Die Wahl 2024 ist logisch

Es gibt mehrere Parteien, aber nur einen wählbaren Kandidaten.

Es treten im Wesentlichen an:

Marxisten in rot – grün, Faschisten und Karl Nehammer von der Volkspartei.

Der rosarote, grünrote Mitbewerb matcht sich um die Ampel.

Der internationale Marxist Babler, für den die EU schlimmer als die NATO ist, und der Nationalist, Rechtspopulist und Putinfreund Kickl. Es ist eines der großen Mysterien der FPÖ wie die akademischen Burschenschafter plötzlich mit den neuen „Bolschewiki“ unter Putin können.

Der einzig Wählbare, und zugleich das geringste Risiko unter den Bewerbern, ist der Pro-Europäer Karl Nehammer mit seiner christlich sozialen Volkspartei.

Natürlich nehmen die beiden anderen, Kickl und Babler, beide EU Gegner, in diesem Wahljahr moderatere Standpunkte ein. Der Internationalist und der Nationalist haben sich aber bisher noch nicht als Europäer erwiesen.

Lieber ORF und alle anderen Medien, die Wahlwerbenden mit ihren Parteien haben in den letzten Monaten und Jahren ihre Positionen bekanntgegeben, sie haben alles gesagt, besonders Kickl. Nicht zu vergessen die politische Performance von Babler und seinen Freunden.

Die Corona Demos und das “ Kurz muss weg“ Geschrei des Herrn Kickl, auf der Straße, im Parlament und in den Bierzelten muss im Wahlkampf in Erinnerung gerufen werden.

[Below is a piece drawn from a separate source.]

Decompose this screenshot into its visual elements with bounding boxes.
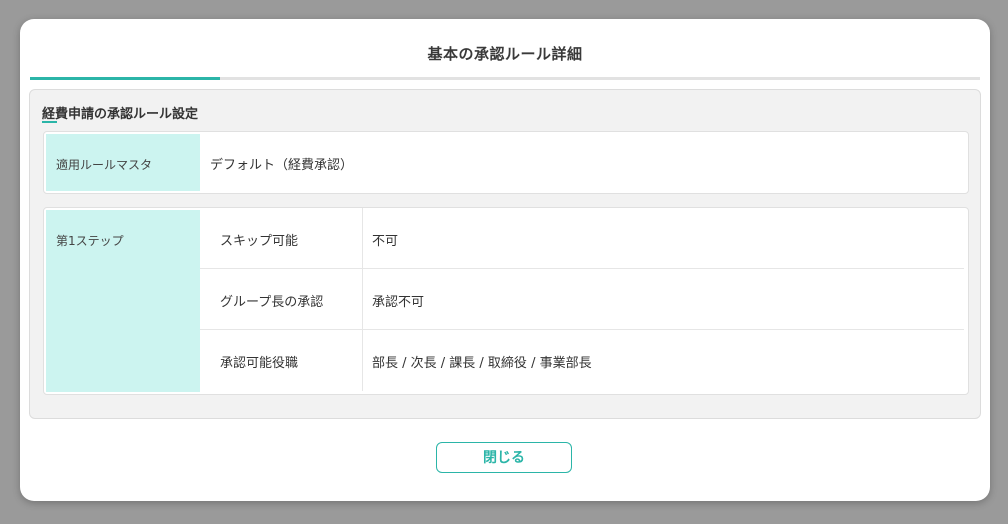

Spart euch das Schielen nach Quoten in euren vorhersehbar besetzten Diskussionsforen, wie dem inzwischen abgesetzten „Zentrum“ , unterscheidet euch wenigstens hier von Fellner und Servus TV.

Es war noch nie so einfach, seine Wahl zu treffen wie 2024.

Wir könnten eigentlich morgen briefwählen.